The school is home to sports teams and clubs, a school newspaper, and an active student government.

Student government
The student government is the center of planning many events and activities, as well as providing a voice for the student population in making progressive changes to the "culture and climate" of the school environment. They meet regularly with their advisor and monthly with the principal.

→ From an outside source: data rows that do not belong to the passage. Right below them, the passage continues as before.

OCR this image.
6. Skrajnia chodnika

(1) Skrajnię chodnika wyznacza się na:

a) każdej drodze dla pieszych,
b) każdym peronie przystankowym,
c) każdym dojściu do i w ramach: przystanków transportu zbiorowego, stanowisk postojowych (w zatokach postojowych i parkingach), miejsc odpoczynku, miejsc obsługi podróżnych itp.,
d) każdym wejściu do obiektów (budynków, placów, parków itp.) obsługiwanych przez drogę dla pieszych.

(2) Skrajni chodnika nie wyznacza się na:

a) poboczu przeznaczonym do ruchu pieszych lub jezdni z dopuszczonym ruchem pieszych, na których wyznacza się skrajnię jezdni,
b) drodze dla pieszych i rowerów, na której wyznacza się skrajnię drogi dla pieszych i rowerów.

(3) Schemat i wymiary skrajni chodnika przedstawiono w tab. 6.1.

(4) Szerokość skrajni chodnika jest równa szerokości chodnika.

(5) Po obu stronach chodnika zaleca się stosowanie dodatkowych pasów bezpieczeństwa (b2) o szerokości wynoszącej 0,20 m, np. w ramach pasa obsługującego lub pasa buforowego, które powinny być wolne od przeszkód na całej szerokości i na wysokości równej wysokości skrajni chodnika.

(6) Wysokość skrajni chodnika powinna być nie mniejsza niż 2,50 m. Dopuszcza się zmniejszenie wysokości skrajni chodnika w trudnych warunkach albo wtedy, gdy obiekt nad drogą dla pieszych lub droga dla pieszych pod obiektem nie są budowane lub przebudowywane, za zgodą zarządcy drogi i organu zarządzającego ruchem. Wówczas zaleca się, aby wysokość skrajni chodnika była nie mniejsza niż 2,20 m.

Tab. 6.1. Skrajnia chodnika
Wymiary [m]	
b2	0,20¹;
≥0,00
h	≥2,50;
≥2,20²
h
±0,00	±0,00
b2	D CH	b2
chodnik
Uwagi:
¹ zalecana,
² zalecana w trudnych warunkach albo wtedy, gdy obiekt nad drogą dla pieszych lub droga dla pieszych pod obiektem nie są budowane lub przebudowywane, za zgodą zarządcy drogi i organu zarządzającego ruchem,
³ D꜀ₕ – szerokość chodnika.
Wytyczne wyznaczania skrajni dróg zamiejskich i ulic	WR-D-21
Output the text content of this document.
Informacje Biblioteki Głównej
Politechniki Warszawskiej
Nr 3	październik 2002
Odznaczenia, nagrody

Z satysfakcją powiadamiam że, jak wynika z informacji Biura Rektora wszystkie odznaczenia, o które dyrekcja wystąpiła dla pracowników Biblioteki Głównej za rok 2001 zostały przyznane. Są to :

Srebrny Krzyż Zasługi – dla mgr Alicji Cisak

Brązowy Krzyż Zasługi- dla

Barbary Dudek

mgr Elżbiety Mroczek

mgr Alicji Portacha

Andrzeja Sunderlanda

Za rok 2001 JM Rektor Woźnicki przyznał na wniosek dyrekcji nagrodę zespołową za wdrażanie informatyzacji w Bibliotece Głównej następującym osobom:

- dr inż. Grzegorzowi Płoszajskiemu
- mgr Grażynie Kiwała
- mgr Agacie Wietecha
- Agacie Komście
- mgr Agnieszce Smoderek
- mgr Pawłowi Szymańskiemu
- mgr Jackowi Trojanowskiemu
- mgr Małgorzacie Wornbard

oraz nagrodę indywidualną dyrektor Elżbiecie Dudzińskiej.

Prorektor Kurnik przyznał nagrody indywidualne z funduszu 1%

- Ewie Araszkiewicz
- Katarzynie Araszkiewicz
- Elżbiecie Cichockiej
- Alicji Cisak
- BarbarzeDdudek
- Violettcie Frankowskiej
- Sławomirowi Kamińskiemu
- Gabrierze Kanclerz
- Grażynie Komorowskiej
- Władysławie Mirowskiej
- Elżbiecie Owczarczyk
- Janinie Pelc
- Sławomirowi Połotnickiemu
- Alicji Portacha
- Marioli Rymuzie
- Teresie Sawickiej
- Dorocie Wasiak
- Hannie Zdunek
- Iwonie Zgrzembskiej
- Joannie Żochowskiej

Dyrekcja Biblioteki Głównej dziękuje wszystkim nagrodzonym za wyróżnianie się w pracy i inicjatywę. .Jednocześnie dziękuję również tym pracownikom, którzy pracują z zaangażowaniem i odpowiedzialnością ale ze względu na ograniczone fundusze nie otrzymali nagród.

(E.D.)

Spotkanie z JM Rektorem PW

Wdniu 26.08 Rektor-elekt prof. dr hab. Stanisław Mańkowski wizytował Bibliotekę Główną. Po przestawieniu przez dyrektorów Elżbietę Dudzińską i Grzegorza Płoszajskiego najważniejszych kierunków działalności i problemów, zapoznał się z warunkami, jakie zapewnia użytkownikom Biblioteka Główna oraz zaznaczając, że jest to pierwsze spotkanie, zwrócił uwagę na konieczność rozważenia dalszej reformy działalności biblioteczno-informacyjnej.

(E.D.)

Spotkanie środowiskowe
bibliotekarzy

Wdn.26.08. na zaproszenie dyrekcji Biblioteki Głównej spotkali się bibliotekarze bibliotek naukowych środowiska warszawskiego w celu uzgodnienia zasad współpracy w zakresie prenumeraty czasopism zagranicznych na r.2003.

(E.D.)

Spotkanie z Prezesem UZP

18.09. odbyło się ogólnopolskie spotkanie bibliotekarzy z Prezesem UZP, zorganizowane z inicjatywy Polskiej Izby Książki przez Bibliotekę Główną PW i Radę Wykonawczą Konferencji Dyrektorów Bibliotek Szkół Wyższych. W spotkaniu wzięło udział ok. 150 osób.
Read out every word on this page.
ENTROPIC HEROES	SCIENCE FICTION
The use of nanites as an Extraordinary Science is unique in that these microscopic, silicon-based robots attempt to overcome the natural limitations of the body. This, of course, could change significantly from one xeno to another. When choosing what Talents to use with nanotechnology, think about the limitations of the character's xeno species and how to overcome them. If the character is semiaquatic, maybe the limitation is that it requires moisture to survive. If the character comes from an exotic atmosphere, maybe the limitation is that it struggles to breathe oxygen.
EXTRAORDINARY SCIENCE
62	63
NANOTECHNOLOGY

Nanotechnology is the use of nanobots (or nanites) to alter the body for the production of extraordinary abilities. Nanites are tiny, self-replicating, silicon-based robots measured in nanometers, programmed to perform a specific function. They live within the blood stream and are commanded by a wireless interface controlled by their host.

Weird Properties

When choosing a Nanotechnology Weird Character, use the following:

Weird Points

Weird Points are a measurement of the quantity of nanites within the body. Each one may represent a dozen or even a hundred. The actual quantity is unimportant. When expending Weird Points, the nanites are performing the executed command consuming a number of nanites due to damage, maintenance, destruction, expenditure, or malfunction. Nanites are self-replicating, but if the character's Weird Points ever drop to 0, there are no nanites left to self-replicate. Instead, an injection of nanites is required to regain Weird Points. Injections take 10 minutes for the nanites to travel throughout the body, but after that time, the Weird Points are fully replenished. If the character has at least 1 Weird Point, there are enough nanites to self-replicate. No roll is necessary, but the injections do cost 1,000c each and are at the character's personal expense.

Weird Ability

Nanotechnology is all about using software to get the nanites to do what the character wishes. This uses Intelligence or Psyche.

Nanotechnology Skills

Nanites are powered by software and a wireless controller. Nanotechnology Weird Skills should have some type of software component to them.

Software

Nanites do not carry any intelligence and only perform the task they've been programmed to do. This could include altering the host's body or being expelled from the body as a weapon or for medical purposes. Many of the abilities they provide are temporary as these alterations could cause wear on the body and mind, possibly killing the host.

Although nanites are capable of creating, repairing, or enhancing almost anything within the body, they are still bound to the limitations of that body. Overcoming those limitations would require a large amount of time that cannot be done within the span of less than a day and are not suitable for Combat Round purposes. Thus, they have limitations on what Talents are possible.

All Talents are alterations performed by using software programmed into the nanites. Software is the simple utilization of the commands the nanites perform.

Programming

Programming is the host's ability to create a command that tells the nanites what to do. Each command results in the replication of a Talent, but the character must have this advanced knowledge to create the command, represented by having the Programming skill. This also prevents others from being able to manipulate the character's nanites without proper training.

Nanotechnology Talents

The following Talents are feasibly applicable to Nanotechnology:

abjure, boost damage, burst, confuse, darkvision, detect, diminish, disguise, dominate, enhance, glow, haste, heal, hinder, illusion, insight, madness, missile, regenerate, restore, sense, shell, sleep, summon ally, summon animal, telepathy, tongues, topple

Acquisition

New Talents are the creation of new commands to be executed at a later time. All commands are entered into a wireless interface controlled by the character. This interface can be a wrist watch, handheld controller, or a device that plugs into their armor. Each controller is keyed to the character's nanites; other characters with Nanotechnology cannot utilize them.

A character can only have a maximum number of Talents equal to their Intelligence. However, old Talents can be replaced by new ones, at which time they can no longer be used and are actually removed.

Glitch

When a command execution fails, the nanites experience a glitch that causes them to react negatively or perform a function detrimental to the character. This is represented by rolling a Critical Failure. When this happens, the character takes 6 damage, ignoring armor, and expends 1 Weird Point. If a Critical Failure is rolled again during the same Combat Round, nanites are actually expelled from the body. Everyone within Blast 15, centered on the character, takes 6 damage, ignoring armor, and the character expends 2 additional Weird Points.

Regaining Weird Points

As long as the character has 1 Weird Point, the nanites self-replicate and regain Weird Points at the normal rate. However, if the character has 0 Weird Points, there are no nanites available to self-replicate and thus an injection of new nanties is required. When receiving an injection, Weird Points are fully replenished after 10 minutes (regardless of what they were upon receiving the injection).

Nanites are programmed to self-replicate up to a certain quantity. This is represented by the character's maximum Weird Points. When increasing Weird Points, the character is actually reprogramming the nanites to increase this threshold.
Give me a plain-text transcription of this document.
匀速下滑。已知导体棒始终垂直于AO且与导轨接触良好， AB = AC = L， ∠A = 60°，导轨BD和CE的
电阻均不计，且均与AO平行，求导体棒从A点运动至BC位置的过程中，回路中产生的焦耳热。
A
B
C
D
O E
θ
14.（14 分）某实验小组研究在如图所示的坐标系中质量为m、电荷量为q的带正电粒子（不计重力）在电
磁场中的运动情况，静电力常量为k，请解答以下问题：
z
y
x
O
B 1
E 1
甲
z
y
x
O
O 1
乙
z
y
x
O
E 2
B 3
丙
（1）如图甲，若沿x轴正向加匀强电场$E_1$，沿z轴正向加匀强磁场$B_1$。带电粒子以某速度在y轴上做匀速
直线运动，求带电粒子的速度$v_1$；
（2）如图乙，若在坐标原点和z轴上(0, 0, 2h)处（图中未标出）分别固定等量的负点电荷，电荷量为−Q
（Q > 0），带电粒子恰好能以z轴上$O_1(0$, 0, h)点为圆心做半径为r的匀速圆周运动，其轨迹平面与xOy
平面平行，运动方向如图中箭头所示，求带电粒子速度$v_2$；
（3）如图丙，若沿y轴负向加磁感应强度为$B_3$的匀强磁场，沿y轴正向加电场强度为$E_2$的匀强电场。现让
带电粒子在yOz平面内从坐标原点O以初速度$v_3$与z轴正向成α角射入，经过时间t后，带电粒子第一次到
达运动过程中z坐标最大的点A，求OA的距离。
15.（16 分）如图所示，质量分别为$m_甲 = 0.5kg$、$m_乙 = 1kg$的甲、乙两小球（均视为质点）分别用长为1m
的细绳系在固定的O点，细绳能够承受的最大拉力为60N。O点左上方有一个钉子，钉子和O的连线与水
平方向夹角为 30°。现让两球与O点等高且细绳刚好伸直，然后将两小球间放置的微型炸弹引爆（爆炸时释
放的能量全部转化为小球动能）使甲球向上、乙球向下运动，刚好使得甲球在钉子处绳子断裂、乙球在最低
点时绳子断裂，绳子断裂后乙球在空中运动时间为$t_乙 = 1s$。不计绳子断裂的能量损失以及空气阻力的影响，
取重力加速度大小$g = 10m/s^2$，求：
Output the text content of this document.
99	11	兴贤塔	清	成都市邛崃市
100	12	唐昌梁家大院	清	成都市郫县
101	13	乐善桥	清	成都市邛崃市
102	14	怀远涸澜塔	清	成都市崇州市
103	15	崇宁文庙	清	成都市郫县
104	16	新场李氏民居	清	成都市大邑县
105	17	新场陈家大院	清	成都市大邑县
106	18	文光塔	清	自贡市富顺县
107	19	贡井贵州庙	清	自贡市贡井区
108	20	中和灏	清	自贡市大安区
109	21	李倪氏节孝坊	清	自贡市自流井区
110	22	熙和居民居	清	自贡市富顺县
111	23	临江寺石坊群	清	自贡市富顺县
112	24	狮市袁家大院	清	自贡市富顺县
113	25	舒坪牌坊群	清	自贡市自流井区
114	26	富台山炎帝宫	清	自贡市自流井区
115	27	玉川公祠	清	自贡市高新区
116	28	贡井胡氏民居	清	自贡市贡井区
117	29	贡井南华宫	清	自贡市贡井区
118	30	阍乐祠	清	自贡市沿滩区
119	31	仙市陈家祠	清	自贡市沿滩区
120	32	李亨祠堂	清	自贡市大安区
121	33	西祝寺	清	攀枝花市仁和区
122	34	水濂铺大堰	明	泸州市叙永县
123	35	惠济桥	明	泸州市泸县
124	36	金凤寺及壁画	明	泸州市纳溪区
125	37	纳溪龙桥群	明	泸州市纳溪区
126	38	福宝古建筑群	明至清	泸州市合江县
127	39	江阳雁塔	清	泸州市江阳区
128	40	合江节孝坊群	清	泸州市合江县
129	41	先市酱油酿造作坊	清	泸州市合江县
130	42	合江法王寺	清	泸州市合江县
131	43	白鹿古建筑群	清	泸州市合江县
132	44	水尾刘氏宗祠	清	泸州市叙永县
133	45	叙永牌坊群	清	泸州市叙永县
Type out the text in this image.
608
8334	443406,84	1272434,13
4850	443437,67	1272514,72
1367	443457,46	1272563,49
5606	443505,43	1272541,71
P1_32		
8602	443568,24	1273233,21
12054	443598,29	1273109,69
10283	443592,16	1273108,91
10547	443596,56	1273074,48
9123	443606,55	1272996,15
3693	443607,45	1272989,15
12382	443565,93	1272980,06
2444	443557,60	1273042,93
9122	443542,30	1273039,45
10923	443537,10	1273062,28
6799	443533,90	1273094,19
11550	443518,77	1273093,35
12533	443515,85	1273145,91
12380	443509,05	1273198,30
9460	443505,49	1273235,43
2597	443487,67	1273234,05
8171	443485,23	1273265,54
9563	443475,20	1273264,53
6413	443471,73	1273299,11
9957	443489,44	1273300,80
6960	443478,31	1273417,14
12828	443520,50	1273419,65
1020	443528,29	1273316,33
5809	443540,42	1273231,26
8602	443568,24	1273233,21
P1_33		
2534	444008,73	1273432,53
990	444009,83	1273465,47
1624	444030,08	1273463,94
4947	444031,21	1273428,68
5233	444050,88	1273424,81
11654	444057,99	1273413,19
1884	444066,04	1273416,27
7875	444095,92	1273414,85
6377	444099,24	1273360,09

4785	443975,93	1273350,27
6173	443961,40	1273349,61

Planning and running school events and activities are this organization's chief duties. They annually plan Talent Shows and two Pep Rallies along with spirit days, school dances and other fun-unique events. For policy changes, four Student Government Representatives sit on the Principal's Consultative Council which is a monthly meeting with the Principal to discuss current issues. Also, two Representatives sit on the School Leadership Team.

Eagles in the Morning
Eagles in the Morning is the academy "Radio Show" that takes place during the attendance taking period. Members of student government make key announcements every day.

The Academy Gazette
The Academy Gazette is the school newspaper which is published on a seasonal basis. Students with an interest in journalism and photography are encouraged to write for the newspaper which features special interest sections as well as a sports and editorial section.

Sports
The academy features seven sports teams part of the Public Schools Athletic League (PSAL).
- Boys Baseball Varsity Eagles
- Boys Basketball Varsity Eagles
- Boys Varsity Bowling Eagles (Co-ed)
- Boys Volleyball Varsity Eagles
- Girls Basketball Varsity Lady Eagles
- Girls Softball Varsity Lady Eagles
- Girls Volleyball Varsity Lady Eagles
- Girls Football Varsity Lady Eagles
- Boys varsity and Junior Varsity Cross Country team
- Girls Varsity and junior Varsity Cross country team
- Girls stunt team
- Girls flag football team

Clubs
The ethic and interest clubs in the school include the Debate Team, Amnesty International, Literary Magazine, Academy Gazette (school newspaper), Multicultural Club, National History Day Club, Model UN, National Honor Society, SADD, Senior Committee. . Through the National History club, students are able to enter New York City's annual National History Day Competition.

==Enrollment process==
The Academy of American Studies participates in the NYCDOE's high school admissions process. Students apply through either or both of the school's programs, and admission assignments are made by the DOE. The screened program is based on academic achievement (a combination of State tests and course grades), and students are ranked in order of their academic achievement. The Education Option program is similar, except that students are placed in the top, middle, and bottom thirds of achievement citywide, and assignments are made randomly from each of those groups.